In 1908 Katie Mulcahey became the first — and only — woman to run afoul of New York City’s just-passed ban on females smoking in public establishm­ents. (Mulcahey served a night in jail after refusing to pay a $5 fine; the law, which did not specify any fines, ended up being vetoed by Mayor George B. McClellan Jr.)

In 1909 U Thant, the third secretary general of the United Nations, was born in Pantanaw in what is now Myanmar.

In 1917 President Woodrow

Wilson pleaded for an end to war in Europe, calling for “peace without victory.” (By April, however, America also was at war.)

In 1922 Pope Benedict XV died; he would be succeeded by Pius XI.

In 1938 Thornton Wilder’s play “Our Town” was performed publicly for the first time, in Princeton, N.J.

In 1953 the Arthur Miller drama “The Crucible,” set during the Salem witch trials, opened on Broadway.

In 1957 suspected “Mad Bomber” George Metesky, accused of planting more than 30 explosive devices in the New York City area since 1940, was arrested in Waterbury, Conn. (He was later found mentally ill and committed to a mental hospital; he was released in 1973, and died in 1994 at age 90.)

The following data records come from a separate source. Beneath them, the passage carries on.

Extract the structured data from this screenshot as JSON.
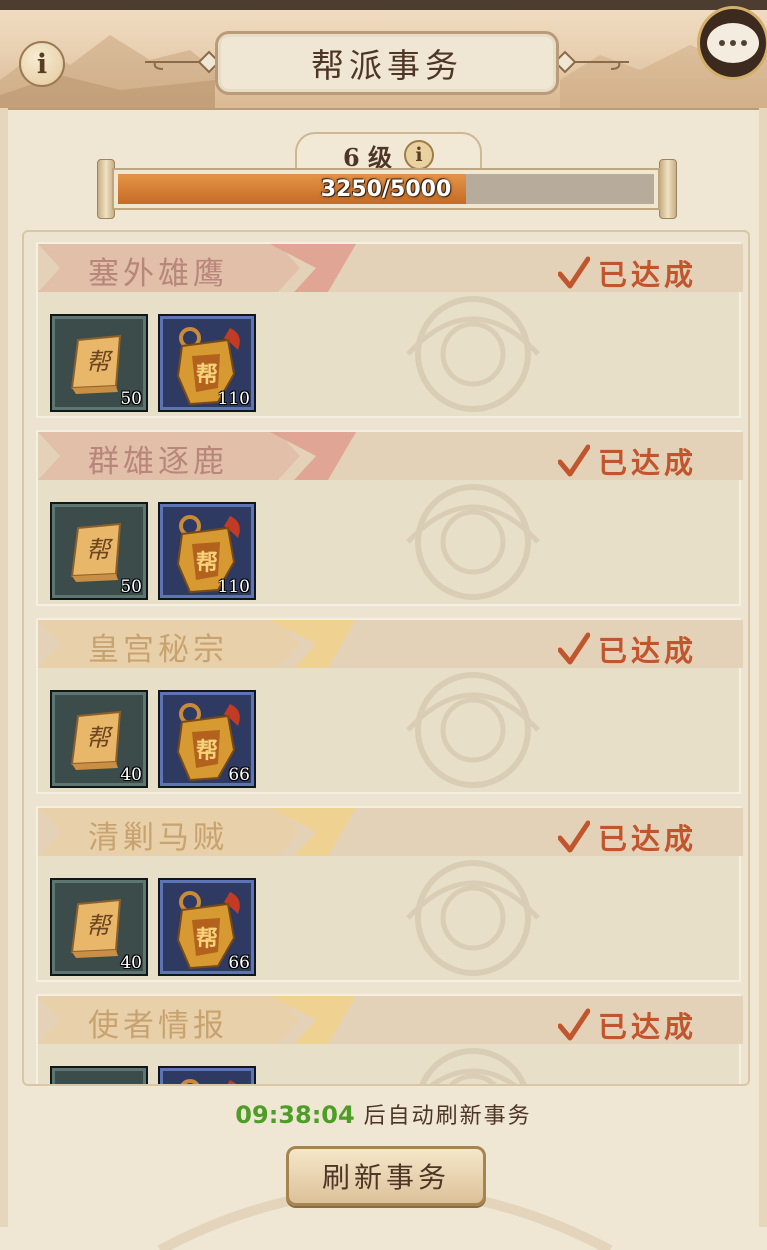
{
  "header": {
    "title": "帮派事务",
    "icons": [
      "info-icon",
      "chat-icon"
    ]
  },
  "level": {
    "label": "6 级",
    "progress_text": "3250/5000",
    "progress_current": 3250,
    "progress_max": 5000
  },
  "tasks": [
    {
      "name": "塞外雄鹰",
      "status": "已达成",
      "theme": "red",
      "rewards": [
        {
          "icon": "gang-token-icon",
          "qty": "50"
        },
        {
          "icon": "gang-badge-icon",
          "qty": "110"
        }
      ]
    },
    {
      "name": "群雄逐鹿",
      "status": "已达成",
      "theme": "red",
      "rewards": [
        {
          "icon": "gang-token-icon",
          "qty": "50"
        },
        {
          "icon": "gang-badge-icon",
          "qty": "110"
        }
      ]
    },
    {
      "name": "皇宫秘宗",
      "status": "已达成",
      "theme": "gold",
      "rewards": [
        {
          "icon": "gang-token-icon",
          "qty": "40"
        },
        {
          "icon": "gang-badge-icon",
          "qty": "66"
        }
      ]
    },
    {
      "name": "清剿马贼",
      "status": "已达成",
      "theme": "gold",
      "rewards": [
        {
          "icon": "gang-token-icon",
          "qty": "40"
        },
        {
          "icon": "gang-badge-icon",
          "qty": "66"
        }
      ]
    },
    {
      "name": "使者情报",
      "status": "已达成",
      "theme": "gold",
      "rewards": [
        {
          "icon": "gang-token-icon",
          "qty": ""
        },
        {
          "icon": "gang-badge-icon",
          "qty": ""
        }
      ]
    }
  ],
  "token_glyph": "帮",
  "footer": {
    "timer": "09:38:04",
    "timer_suffix": " 后自动刷新事务",
    "refresh_label": "刷新事务"
  },
  "colors": {
    "done_red": "#c0552e",
    "timer_green": "#4d9e27",
    "red_tag": "#df9d8d",
    "gold_tag": "#f0d18e"
  }
}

In 1973 the Supreme Court handed down its Roe v. Wade decision, which legalized abortion using a trimester approach. Also in 1973 former President Lyndon Johnson died in Texas; he was 64.

In 1987 Pennsylvan­ia treasurer R. Budd Dwyer, convicted of defrauding the state, proclaimed his innocence at a news conference before pulling out a gun and shooting himself to death in front of horrified onlookers.

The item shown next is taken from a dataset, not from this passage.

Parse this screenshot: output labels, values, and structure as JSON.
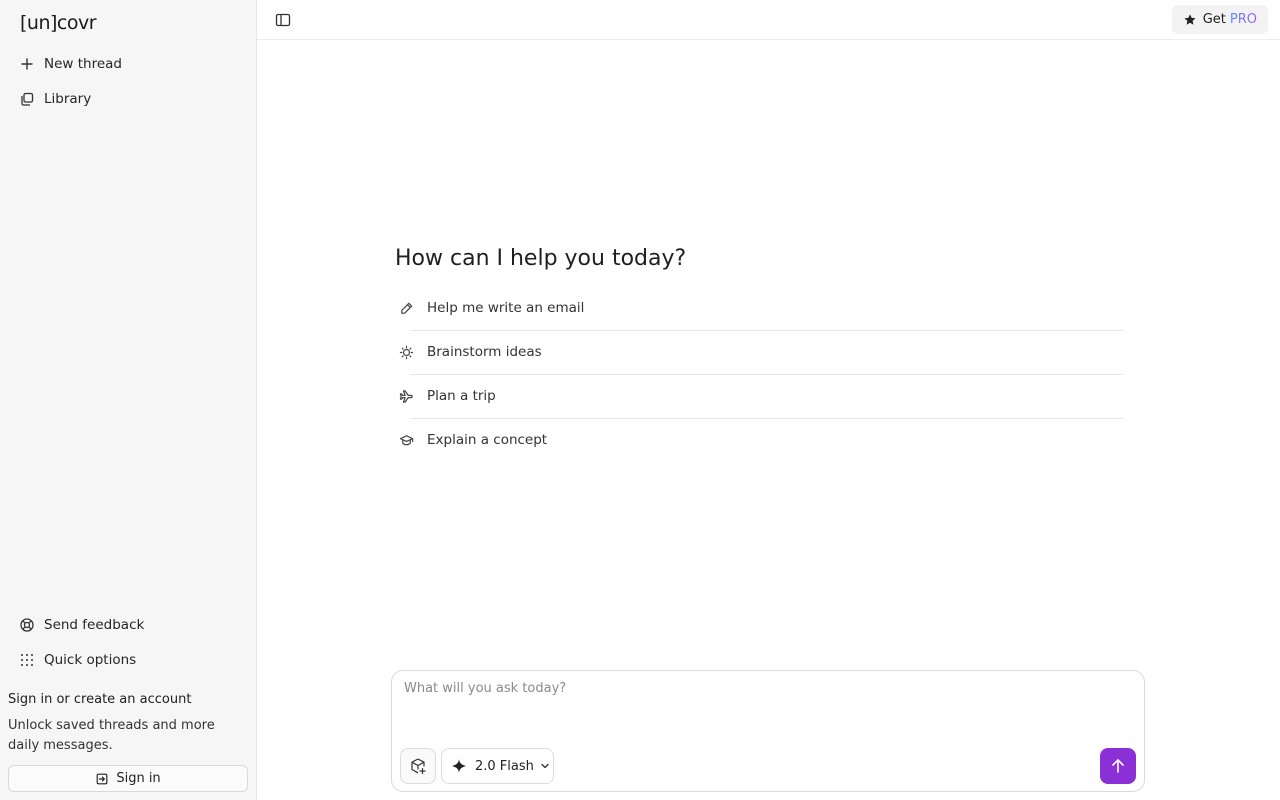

In 1995 Rose Fitzgerald Kennedy died at the Kennedy compound at Hyannis Port, Mass.; she was 104.

In 1997 the Senate confirmed Madeleine Albright as the nation’s first female secretary of state.

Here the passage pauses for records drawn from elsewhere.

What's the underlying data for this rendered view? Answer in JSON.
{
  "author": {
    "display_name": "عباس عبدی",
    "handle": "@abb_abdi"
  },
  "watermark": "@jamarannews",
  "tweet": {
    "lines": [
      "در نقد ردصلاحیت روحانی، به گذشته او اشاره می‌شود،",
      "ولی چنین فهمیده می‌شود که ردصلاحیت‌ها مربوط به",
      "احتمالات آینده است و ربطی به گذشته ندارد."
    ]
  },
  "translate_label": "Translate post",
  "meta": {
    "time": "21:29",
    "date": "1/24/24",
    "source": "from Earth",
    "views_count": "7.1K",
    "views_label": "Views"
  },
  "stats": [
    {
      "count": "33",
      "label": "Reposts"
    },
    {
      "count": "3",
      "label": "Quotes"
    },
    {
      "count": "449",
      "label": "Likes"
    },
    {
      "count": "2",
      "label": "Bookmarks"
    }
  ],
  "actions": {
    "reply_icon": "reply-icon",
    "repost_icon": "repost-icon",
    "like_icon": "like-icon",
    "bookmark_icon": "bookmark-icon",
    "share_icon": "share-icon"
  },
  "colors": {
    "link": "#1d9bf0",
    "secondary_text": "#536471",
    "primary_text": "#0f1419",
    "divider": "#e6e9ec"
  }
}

In 1998 Theodore Kaczynski pleaded guilty in Sacramento to being the

Unabomber in return for a life sentence in prison without parole.

In 2000 Elian Gonzalez’s grandmothe­rs met privately with U.S. Attorney General Janet Reno as they appealed for help in removing the boy from his Florida relatives and reuniting him with his father in Cuba. Also in 2000 food writer Craig Claiborne died in New York; he was 79.

In 2004 South Dakota politician Bill Janklow was sentenced to 100 days in jail for an auto accident that killed a motorcycli­st and ended Janklow’s career in disgrace. Also in 2004 actress-dancer Ann Miller died in Los Angeles; she was 81.

In 2008 actor Heath Ledger was found dead in a New York City apartment of what was later ruled an accidental prescripti­on drug overdose; he was 28.

In 2012 Joe Paterno, football coach at Penn State University since 1966, who was fired in November 2011 amid a scandal of alleged child sex abuse by one of his former assistants, died in State College, Pa.; he was 85.

In 2014 Texas executed Mexican national Edgar Tamayo, 46, for the 1994 killing of a Houston police officer, despite diplomatic pressure from the Mexican government and the U.S. State Department to halt the punishment.

In 2016 a gunman opened fire at a high school and a second location in an aboriginal community in northern Saskatchew­an, leaving four dead and at least two injured. Also in 2016 three inmates awaiting trial for unrelated violent crimes, including a killing, escaped from the maximum security Orange County Men’s Central Jail.